Мой голос предательски дрогнул, с головой выдавая беспричинный страх.

Янтарные глаза мужа опасно сверкнули. Опять едва заметная ухмылка Глеба выбивает остатки моего спокойствия. После всего пережитого он еще смеет меня чем-то упрекать?

Скинув его руки, я выкрикиваю:

— Зачем ты мне врал столько времени? Зачем весь этот спектакль с пропажей Демьяна? Что я тебе сделала, что ты так со мной… А дети…
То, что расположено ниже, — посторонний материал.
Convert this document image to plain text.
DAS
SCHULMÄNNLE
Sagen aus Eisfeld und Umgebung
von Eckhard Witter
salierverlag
Я проглатываю последние слова. Колючий ком обиды в горле не дает мне говорить. Все претензии к мужу поднялись в моей душе мощным цунами.

Глеб же молчит. Смотрит на меня с прищуром и молчит. Его карие глаза пугают меня своим опасным омутом.

— Я просто не могу поверить, что… что такое возможно… Зачем? — отчаянно лепечу, сама не знаю зачем. Продолжаю говорить все, что волновало меня столько времени.

Но похоже, Глебу все равно. Он возвышается надо мной огромной скалой. На лице ни одной мимики, ни одного намека на сожаление.

Быстро вытирая выступившие слезы, я подавляю малодушный всхлип. Еще не хватало разреветься перед ним, как маленькая девочка. Не дождется.

— Юль, ты можешь меня ненавидеть, презирать, — неожиданно хриплый голос мужа вибрацией прошелся по моему телу. Словно бархатный кусочек ткани пощекотал кожу, вынуждая бесцветные волоски на руках подняться, — но я не хотел тебе сделать больно. Даже в мыслях такого не было.

Прежде, чем до меня дошел смысл сказанного, Глеб крепко прижал меня к своей твердой груди и пальцами зарылся в мои волосы. Так близко, что я без стетоскопа слышала его сердцебиение. Рваное и слишком громкое. Такое же, как мое.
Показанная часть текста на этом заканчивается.